I’m working through the fourth draft of my latest novel, Flood, and have been leaning into the process, doing my best to not worry about the final product and timelines.
It’s hard work.
But it’s also good, gratifying work. The way I figure, we only have the time before us. The time that’s most enjoyable is the time actually doing the work. Sure I like to imagine what commercial and critical success looks like, but if that’s the only thing I’m after, what about all the time spent (13 years and counting)?
If I never publish a novel will it all have been for naught?
Will I have wasted my time?
That was a question I didn’t ask myself when I was younger and my life was stretching ahead of me. But as I’ve put some decades behind me–five and change so far–I’ve become more conscious of how finite my time is. And so the question of using time wisely is often in the forefront of my mind.
But I’ve also become more conscious of how the time we’re in, the present, is the only time we have. And thus, there’s no reason to be in a rush.
So when my mind starts questioning the value of my writing, my toiling in unpublished anonymity, I ask myself, “Is the writing enjoyable? Is the challenge still there?
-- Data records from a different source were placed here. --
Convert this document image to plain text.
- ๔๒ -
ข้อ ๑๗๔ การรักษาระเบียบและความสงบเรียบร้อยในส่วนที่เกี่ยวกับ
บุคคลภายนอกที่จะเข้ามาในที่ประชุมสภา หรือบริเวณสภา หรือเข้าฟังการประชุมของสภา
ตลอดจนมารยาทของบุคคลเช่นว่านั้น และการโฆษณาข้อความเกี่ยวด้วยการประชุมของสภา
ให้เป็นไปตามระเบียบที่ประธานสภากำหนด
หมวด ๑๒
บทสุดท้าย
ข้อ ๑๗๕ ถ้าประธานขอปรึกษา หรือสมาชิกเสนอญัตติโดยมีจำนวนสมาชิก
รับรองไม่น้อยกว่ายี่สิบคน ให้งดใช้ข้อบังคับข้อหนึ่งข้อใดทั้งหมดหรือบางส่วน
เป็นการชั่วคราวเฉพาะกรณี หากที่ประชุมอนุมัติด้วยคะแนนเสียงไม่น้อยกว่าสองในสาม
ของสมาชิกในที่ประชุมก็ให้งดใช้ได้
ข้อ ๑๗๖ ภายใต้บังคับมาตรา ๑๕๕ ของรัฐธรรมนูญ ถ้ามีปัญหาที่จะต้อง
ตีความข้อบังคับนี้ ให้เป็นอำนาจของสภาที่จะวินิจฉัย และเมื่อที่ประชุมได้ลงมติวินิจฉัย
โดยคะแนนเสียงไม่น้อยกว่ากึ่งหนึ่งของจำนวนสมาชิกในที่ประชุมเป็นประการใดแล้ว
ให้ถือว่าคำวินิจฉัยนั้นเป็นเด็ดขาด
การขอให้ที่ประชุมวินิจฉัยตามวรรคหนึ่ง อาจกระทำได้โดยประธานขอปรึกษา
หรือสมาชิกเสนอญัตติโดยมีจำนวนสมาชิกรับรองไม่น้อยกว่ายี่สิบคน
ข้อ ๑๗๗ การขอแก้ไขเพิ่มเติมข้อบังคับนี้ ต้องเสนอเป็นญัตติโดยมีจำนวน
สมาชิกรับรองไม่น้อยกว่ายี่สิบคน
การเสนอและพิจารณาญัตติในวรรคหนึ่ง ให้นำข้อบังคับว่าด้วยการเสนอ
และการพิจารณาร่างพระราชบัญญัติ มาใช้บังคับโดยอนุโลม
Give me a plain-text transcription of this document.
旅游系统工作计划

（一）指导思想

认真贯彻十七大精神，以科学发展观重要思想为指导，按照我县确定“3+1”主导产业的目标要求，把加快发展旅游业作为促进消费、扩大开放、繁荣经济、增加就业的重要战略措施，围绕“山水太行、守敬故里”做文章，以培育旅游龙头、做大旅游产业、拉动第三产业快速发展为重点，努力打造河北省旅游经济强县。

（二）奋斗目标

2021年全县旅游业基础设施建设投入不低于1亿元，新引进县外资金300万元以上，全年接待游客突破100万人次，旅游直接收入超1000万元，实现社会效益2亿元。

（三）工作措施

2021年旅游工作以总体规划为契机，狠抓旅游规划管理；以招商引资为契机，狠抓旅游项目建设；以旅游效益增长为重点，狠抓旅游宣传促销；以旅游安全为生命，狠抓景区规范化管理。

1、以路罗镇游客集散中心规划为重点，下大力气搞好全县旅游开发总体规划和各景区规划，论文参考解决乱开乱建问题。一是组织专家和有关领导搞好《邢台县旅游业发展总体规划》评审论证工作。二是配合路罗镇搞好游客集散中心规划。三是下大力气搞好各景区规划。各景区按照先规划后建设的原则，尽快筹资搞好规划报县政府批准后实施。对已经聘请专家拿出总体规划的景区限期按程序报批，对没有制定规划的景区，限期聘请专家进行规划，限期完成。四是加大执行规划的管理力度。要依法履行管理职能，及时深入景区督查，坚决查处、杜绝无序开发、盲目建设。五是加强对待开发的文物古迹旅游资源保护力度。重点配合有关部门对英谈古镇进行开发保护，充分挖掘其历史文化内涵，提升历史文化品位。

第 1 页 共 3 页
Do you still get a thrill seeing things come together?” Samuel Delany points to the German word “Begeisterung”, literally defined as “bespiritedness”, to capture the kind of enthusiasm creatives bring to their work.
Begeisterung is a tonic for all my doubt, all these questions, so much so that when I find myself revisiting them yet again, my answer is invariably “yes,” which is reason enough to keep writing.